“Listen!” he commanded. “My father has worked hard all his life, and he’s right old now, Ardea. If I should fail him—but I’m not going to. Please send Aunt ’Phrony.”
“I’m going to call your mother,” she said firmly.
“If you do, you’ll regret it the longest day you live.”
“Then let me take the papers down to Mr. Norman for you.”
He considered the alternative for a moment—only a moment. What an exquisite revenge it would be to make her the messenger! But he found he did not hate her so bitterly as he had been trying to since that soul-torturing evening on the cliff’s edge.
“No, I can’t quite do that,” he objected; and again he besought her to send the old negro housekeeper.
She consented finally, and as she was leaving him, she said:
“I hope your mother is still asleep. She was here with you all night, and Mr. Norman and I made her go to bed at daybreak. If you must go, get out of the house as quietly as you can, and I’ll have Pete and the buggy waiting for you at the gate.”
“God bless you!” said Tom fervently; and then he set his teeth hard and did that which came next.
The Dabney buggy was waiting for him when, after what seemed like a pilgrimage of endless miles, he had crept down to the gate. But it was Miss Dabney, and not Mammy Juliet’s Pete, who was holding the reins.
“I couldn’t find Pete, and Japheth has gone to town,” she explained. “Can you get in by yourself?”
He was holding on by the cut wheel, and the death-look was creeping over his face again.
“I can’t let you,” he panted; and she thought he was thinking of the disgrace for her.

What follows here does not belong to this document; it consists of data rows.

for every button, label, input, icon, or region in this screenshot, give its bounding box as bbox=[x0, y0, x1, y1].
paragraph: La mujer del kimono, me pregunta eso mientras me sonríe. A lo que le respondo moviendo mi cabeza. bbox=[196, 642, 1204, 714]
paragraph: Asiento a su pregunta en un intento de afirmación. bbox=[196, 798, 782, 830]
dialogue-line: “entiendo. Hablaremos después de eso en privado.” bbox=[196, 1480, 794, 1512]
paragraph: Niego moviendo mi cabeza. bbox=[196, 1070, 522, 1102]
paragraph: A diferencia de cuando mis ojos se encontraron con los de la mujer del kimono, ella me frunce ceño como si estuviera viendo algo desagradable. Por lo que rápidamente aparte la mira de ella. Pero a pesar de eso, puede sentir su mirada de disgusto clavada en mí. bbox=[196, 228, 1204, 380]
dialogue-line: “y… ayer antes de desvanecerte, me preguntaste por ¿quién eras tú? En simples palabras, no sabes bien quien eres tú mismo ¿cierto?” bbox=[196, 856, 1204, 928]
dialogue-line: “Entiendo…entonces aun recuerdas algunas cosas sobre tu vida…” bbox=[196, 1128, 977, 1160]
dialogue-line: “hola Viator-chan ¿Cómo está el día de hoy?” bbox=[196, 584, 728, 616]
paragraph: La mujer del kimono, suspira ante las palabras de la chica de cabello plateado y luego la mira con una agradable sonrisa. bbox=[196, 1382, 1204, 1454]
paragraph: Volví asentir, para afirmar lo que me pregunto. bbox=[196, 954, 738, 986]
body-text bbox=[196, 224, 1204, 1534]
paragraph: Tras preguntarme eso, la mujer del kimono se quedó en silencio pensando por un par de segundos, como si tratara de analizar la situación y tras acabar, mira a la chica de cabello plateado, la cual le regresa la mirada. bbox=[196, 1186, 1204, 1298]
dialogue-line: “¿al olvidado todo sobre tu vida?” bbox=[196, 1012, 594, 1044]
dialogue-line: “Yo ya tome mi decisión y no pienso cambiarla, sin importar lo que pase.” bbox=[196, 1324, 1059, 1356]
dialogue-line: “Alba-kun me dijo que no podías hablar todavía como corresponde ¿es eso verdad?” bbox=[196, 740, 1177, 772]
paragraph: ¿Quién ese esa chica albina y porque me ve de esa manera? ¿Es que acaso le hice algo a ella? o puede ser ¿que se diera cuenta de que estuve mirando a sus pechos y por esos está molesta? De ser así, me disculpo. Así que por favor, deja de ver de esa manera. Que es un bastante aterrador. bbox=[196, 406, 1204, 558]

“I am my own mistress,” she said coldly. “If I choose to drive you when you are too sick to hold the reins, it is my own affair.”

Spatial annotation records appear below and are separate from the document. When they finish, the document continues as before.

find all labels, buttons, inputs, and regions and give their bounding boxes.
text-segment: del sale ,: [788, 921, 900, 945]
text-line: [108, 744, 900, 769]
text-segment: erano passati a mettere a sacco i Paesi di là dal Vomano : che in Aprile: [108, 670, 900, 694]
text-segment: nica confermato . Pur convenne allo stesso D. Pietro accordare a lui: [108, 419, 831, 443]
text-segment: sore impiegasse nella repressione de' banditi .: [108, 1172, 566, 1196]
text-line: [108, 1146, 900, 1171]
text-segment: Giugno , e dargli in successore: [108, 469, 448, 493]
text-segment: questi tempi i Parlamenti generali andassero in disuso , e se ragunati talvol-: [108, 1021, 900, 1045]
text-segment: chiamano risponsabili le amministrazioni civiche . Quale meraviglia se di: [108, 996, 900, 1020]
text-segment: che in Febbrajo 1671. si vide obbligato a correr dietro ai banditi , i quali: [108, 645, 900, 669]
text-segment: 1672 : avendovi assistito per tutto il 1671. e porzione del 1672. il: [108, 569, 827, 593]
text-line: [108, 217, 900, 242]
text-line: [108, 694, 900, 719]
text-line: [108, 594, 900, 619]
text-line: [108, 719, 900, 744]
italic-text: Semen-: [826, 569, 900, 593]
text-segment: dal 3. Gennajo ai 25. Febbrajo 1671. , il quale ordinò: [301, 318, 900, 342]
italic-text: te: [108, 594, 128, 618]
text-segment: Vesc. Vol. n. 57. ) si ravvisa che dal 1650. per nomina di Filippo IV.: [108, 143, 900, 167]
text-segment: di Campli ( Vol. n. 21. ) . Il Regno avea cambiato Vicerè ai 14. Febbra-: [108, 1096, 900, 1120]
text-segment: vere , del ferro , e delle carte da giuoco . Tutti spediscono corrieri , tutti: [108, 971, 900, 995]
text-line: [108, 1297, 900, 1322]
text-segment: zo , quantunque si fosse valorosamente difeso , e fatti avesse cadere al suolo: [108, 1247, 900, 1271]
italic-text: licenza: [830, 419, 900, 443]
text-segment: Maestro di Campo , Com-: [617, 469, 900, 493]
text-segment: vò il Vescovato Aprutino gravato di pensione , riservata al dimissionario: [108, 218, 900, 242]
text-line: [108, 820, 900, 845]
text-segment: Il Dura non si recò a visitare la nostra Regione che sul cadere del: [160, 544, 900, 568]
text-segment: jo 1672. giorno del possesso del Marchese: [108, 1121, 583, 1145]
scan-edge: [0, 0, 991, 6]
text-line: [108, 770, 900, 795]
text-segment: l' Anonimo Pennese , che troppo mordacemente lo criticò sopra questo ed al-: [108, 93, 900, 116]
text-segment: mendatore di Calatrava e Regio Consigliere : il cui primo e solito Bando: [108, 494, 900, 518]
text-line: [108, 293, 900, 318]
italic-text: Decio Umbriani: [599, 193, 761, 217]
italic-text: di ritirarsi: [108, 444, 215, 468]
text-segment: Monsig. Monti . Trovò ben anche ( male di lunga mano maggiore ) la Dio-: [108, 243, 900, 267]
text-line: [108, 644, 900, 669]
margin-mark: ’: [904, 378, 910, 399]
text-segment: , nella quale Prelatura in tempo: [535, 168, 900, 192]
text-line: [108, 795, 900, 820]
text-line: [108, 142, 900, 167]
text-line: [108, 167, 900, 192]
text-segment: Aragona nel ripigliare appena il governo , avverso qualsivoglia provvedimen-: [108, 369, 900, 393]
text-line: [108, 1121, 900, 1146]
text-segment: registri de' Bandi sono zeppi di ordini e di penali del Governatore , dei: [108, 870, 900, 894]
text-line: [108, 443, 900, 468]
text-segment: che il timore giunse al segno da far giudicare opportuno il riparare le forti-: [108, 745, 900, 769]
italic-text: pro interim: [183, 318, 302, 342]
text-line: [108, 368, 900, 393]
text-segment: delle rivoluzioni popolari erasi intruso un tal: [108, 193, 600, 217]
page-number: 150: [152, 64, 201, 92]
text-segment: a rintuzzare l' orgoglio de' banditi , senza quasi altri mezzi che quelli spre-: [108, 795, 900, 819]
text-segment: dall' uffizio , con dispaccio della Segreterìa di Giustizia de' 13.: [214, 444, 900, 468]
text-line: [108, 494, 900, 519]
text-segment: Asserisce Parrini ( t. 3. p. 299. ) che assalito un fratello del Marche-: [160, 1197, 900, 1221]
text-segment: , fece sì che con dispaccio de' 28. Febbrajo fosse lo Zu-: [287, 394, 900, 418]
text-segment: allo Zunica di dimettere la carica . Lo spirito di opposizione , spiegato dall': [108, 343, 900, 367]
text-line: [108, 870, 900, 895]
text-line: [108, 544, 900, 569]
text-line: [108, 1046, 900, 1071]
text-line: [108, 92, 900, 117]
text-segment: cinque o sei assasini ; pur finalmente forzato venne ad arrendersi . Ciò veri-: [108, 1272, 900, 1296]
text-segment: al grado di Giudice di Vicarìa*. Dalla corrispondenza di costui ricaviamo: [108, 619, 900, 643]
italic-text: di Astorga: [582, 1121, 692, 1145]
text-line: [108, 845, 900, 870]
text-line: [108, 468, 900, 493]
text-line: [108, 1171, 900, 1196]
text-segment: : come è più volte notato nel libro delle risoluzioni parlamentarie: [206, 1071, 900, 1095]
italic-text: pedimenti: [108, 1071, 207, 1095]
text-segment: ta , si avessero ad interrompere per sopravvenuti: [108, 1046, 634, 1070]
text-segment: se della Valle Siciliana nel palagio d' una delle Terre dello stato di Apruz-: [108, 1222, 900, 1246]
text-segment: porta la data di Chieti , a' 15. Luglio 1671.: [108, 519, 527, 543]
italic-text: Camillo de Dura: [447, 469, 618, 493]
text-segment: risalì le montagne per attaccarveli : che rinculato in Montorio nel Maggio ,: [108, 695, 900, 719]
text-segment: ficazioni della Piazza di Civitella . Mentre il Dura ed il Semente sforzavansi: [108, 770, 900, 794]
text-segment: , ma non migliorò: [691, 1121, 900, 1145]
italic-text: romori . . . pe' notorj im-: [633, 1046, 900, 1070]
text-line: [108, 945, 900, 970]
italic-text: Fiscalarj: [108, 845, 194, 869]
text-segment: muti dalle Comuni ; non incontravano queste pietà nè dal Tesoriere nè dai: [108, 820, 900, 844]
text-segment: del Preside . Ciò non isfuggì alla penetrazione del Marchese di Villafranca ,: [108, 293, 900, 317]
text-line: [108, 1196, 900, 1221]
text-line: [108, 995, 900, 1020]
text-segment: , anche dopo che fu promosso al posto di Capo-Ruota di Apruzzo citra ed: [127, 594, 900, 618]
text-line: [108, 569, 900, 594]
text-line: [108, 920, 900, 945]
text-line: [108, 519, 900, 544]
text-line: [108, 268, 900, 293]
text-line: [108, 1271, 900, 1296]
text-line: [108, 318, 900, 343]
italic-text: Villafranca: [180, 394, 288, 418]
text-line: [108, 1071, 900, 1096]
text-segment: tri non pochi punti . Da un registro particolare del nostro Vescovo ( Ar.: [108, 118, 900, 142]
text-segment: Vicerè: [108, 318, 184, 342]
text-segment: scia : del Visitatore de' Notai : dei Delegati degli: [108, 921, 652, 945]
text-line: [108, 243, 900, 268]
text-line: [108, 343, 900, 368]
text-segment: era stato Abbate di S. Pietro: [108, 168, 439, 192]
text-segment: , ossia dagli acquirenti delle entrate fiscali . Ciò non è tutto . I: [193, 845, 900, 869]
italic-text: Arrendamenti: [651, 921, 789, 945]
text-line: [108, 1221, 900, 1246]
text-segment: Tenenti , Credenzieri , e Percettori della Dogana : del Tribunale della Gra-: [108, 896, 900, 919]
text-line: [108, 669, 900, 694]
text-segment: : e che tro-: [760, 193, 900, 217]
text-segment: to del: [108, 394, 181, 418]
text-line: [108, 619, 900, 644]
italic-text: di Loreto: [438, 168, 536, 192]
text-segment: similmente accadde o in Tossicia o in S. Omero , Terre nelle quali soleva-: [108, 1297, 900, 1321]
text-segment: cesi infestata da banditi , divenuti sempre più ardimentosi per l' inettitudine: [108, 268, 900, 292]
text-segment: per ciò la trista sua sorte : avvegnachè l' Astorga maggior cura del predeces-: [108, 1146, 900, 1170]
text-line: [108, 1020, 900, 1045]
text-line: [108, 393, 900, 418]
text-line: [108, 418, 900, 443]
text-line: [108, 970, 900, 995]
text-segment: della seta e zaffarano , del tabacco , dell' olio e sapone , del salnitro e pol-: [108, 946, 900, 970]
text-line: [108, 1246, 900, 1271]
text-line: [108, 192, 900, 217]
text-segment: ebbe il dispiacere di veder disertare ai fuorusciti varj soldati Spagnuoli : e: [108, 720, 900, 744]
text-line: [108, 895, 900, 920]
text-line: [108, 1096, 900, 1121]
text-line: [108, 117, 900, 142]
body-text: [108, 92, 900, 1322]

He shook his head impatiently.
“I wasn’t thinking of that; but you must first know just what you’re doing. My father stands to lose all he has got to—to the Farley’s. That’s what the meeting is for. Do you understand?”
She bit her lip and a far-away look came into her eyes. Then she turned on him with a little frown of determination gathering between her straight eyebrows—a frown that reminded him of the Major in his militant moods.

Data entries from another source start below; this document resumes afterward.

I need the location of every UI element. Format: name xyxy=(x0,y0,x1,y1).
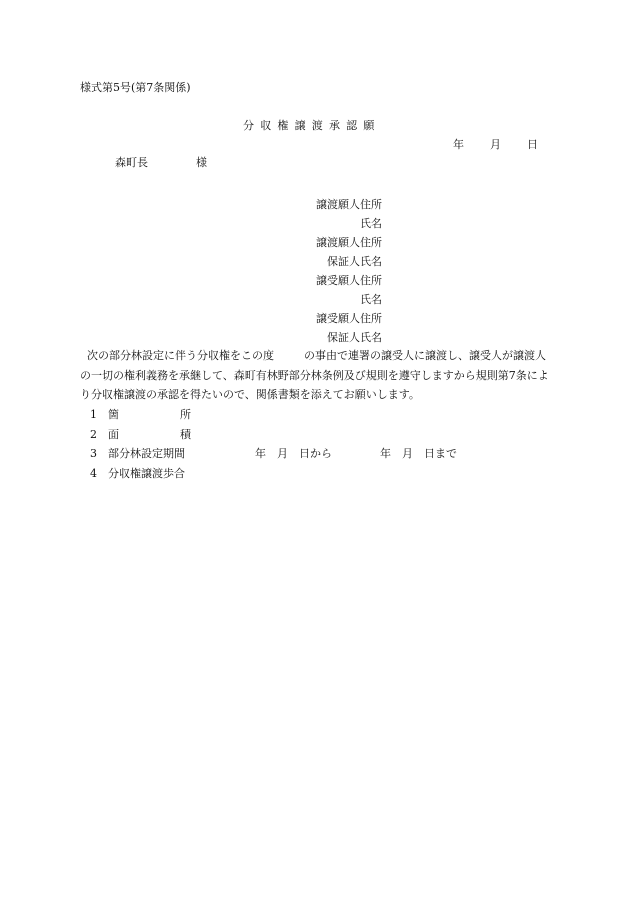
applicant-fields xyxy=(316,195,382,347)
field-label: 譲受願人住所 xyxy=(316,274,382,287)
addressee-name: 森町長 xyxy=(115,156,148,169)
body-paragraph xyxy=(80,346,550,405)
addressee xyxy=(115,157,207,168)
date-month: 月 xyxy=(490,138,501,151)
date-year: 年 xyxy=(453,138,464,151)
document-title: 分収権譲渡承認願 xyxy=(243,119,381,132)
date-line xyxy=(453,139,538,150)
body-part-1: 次の部分林設定に伴う分収権をこの度 xyxy=(87,349,274,362)
form-number: 様式第5号(第7条関係) xyxy=(80,81,191,94)
list-item: 1 箇 所 xyxy=(90,408,191,421)
list-item: 4 分収権譲渡歩合 xyxy=(90,466,185,480)
addressee-honorific: 様 xyxy=(196,156,207,169)
field-label: 保証人氏名 xyxy=(327,331,382,344)
field-label: 譲渡願人住所 xyxy=(316,236,382,249)
date-day: 日 xyxy=(527,138,538,151)
body-part-2: の事由で連署の譲受人に譲渡し、譲受人が譲渡人の一切の権利義務を承継して、森町有林野部分林条例及び規則を遵守しますから規則第7条により分収権譲渡の承認を得たいので、関係書類を添えてお願いします。 xyxy=(80,349,549,401)
item-list xyxy=(90,405,457,483)
field-label: 保証人氏名 xyxy=(327,255,382,268)
field-label: 氏名 xyxy=(360,293,382,306)
list-item: 3 部分林設定期間 年 月 日から 年 月 日まで xyxy=(90,447,457,460)
field-label: 譲渡願人住所 xyxy=(316,198,382,211)
list-item: 2 面 積 xyxy=(90,427,191,441)
field-label: 譲受願人住所 xyxy=(316,312,382,325)
field-label: 氏名 xyxy=(360,217,382,230)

“I must take your word for it,” she said, and the words seemed to cut the air like edged things. “Tell me the truth: is your cause entirely just? Your motive is not revenge?”
“As God is my witness,” he said solemnly. “It is my father’s cause, and none of mine; more than that, it is your grandfather’s cause—and yours.”
She pushed the buggy hood back with a quick arm sweep and gave him her free hand. “Step carefully,” she cautioned; and a minute later they were speeding swiftly down the pike in a white dust cloud of their own making.
* * * * *
There was a sharp crisis to the fore in the old log-house office at the furnace. Caleb Gordon, haggard and tremulous, sat at one end of the trestle-board which served as a table, with Norman at his elbow; and flanking him on either side were the two Farleys, Dyckman, Trewhitt, acting general counsel for the company in the Farley interest, and Hanchett, representing the Gordons.